Low-value care is a stubbornly persistent problem that has vexed the health care system for several decades. Ongoing efforts to rein in low-value care via innovative payment models (e.g., accountable care organizations and bundled payments), educational initiatives (Choosing Wisely), and interventions targeted to individual providers and individual services, have achieved limited success. That’s because these efforts have come up against barriers across all levels of health care, from macro-level societal hurdles to micro-level barriers facing patients and consumers.
Successfully addressing low-value care will require a holistic approach that considers the various obstacles present throughout the U.S. health care system and engages leaders throughout health care organizations. That’s why it was especially encouraging to see three leading researchers detail “A 10-Step Program to Successfully Reduce Low-value Care” in the latest edition of The American Journal of Managed Care. In particular, they outline steps to reduce low-value care using a “respectful, data-driven process anchored in non-judgmental communication and explicit core values.”

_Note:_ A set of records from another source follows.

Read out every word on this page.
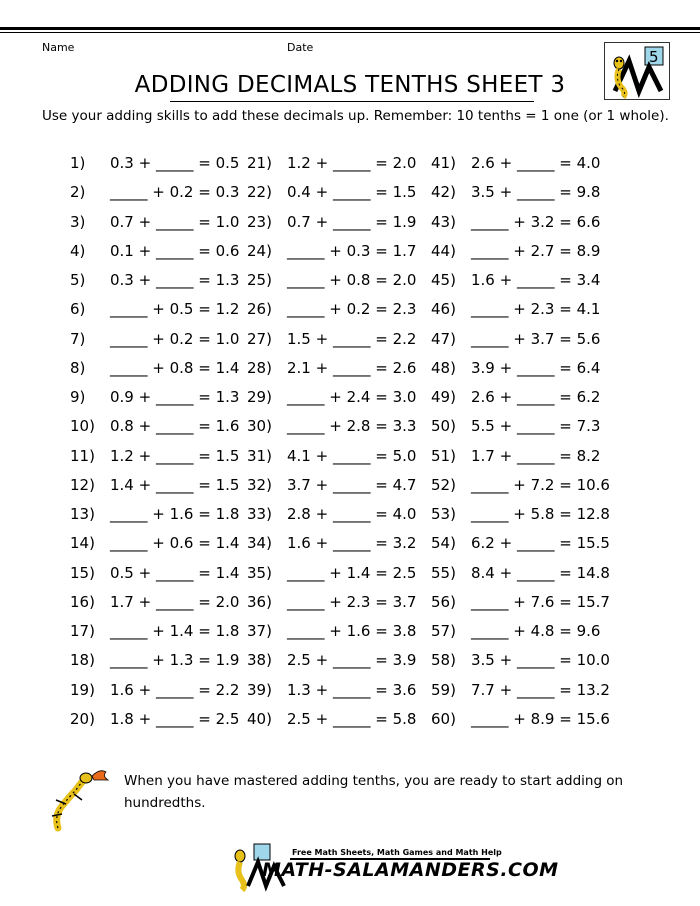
Name	Date
5
ADDING DECIMALS TENTHS SHEET 3
Use your adding skills to add these decimals up. Remember: 10 tenths = 1 one (or 1 whole).
1) 0.3 + _____ = 0.5
2) _____ + 0.2 = 0.3
3) 0.7 + _____ = 1.0
4) 0.1 + _____ = 0.6
5) 0.3 + _____ = 1.3
6) _____ + 0.5 = 1.2
7) _____ + 0.2 = 1.0
8) _____ + 0.8 = 1.4
9) 0.9 + _____ = 1.3
10) 0.8 + _____ = 1.6
11) 1.2 + _____ = 1.5
12) 1.4 + _____ = 1.5
13) _____ + 1.6 = 1.8
14) _____ + 0.6 = 1.4
15) 0.5 + _____ = 1.4
16) 1.7 + _____ = 2.0
17) _____ + 1.4 = 1.8
18) _____ + 1.3 = 1.9
19) 1.6 + _____ = 2.2
20) 1.8 + _____ = 2.5
21) 1.2 + _____ = 2.0
22) 0.4 + _____ = 1.5
23) 0.7 + _____ = 1.9
24) _____ + 0.3 = 1.7
25) _____ + 0.8 = 2.0
26) _____ + 0.2 = 2.3
27) 1.5 + _____ = 2.2
28) 2.1 + _____ = 2.6
29) _____ + 2.4 = 3.0
30) _____ + 2.8 = 3.3
31) 4.1 + _____ = 5.0
32) 3.7 + _____ = 4.7
33) 2.8 + _____ = 4.0
34) 1.6 + _____ = 3.2
35) _____ + 1.4 = 2.5
36) _____ + 2.3 = 3.7
37) _____ + 1.6 = 3.8
38) 2.5 + _____ = 3.9
39) 1.3 + _____ = 3.6
40) 2.5 + _____ = 5.8
41) 2.6 + _____ = 4.0
42) 3.5 + _____ = 9.8
43) _____ + 3.2 = 6.6
44) _____ + 2.7 = 8.9
45) 1.6 + _____ = 3.4
46) _____ + 2.3 = 4.1
47) _____ + 3.7 = 5.6
48) 3.9 + _____ = 6.4
49) 2.6 + _____ = 6.2
50) 5.5 + _____ = 7.3
51) 1.7 + _____ = 8.2
52) _____ + 7.2 = 10.6
53) _____ + 5.8 = 12.8
54) 6.2 + _____ = 15.5
55) 8.4 + _____ = 14.8
56) _____ + 7.6 = 15.7
57) _____ + 4.8 = 9.6
58) 3.5 + _____ = 10.0
59) 7.7 + _____ = 13.2
60) _____ + 8.9 = 15.6
When you have mastered adding tenths, you are ready to start adding on hundredths.
Free Math Sheets, Math Games and Math Help
MATH-SALAMANDERS.COM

Their 10 steps are focused on the need to set goals, obtain buy-in and collaborate across an organization, and track progress. Their approach complements a similar effort developed last year by the Going Below The Surface (GBTS) Forum, a group comprising experts across the health care sector, including employers, health plans, provider groups and patient advocacy organizations. GBTS developed a guide, the Roadmap for Addressing Low-value Care, that serves as a reference tool to help organizations consider key goals, questions and tactics to effectively develop and implement a plan to focus on services that incentivize optimal outcomes. Designed for a broad constituency of health care stakeholders, the turn-by-turn Roadmap provides stakeholder-specific examples of potential interventions to reduce low-value care in a tangible and implementable way.
Low-value care may be a pervasive problem, but it is not insurmountable. Working inside and across organizations, stakeholders can commit to collaboratively identifying better ways to incentivize and deliver high-value care, avoid harm and use scarce resources wisely. By coming together and taking a multi-pronged approach, stakeholders can make significant strides toward overcoming low-value care.